Estimate of repulsive potential between the tethered DNA duplexes in low salt (A) and the maximal repulsion and attraction in high salt (B). Eqs. 1 and 2 were used to determined the values of λ and ΔG_P-P (Insets) or ΔG_DNA-DNA that are consistent with the observed SAXS profiles for the 12_/PEG9/12 in 20 mM Na⁺ (A) or 1.2 M Na⁺ (solid line), 0.6 M Mg²⁺ (dashed line), and 75 mM spermidine³⁺ (dotted line) (B). The shaded areas represent 95% confidence regions for parameters that are consistent with the observed SAXS profiles. The solid arrows indicate the range (25–55 kT) of interhelical repulsion at low salt (A) and the upper limit (≈1.4 kT) in high salt (B), at decay length of 20 Å and 3 Å, respectively, the Debye screening lengths under the low and high salt conditions, respectively (see Supporting Text).

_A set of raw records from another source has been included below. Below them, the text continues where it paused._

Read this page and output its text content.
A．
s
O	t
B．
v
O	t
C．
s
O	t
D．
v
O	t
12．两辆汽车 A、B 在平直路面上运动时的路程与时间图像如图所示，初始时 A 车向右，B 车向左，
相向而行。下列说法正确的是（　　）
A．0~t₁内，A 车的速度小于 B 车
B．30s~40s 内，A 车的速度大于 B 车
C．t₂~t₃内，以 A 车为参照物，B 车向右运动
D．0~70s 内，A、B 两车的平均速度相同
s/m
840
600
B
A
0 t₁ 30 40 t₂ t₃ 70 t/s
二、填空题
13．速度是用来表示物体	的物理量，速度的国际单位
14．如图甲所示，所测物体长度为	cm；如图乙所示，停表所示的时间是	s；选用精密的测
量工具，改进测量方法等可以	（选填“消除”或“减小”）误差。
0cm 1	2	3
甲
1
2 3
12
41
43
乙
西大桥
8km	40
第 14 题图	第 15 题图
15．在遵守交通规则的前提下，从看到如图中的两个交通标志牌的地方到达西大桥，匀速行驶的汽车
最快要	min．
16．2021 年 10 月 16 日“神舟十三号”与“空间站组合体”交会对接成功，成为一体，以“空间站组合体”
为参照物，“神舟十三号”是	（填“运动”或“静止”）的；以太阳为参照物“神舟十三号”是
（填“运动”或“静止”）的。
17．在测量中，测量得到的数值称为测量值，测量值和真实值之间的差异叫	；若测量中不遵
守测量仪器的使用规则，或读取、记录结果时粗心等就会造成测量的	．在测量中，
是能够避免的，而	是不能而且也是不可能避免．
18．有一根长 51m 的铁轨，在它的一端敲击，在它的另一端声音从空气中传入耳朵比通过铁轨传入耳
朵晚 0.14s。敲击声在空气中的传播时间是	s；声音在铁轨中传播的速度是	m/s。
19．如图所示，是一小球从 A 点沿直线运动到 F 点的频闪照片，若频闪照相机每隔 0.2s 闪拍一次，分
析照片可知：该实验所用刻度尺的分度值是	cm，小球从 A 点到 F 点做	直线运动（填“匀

The dotted arrow indicates the strongest attractive potential (–1 kT) in multivalent ions for which the decay length is not less than the smallest diameter of one cation (1.3 Å).

Fig. 6.

Estimate of maximal attractive potential between the tethered DNA 12_/PEG9/12 in high salt by the orientation constrained model. The values of ΔG_attr are consistent with data (values give 95% confidence in χ² test) in 0.6 M Mg²⁺ (A) and 75 mM spermidine³⁺ (B), given different cutoffs for dihedral angle θ, and the center-mass distance R_cm [25 Å (circles), 30 Å (squares), and 35 Å (triangles)] between the two DNA helices.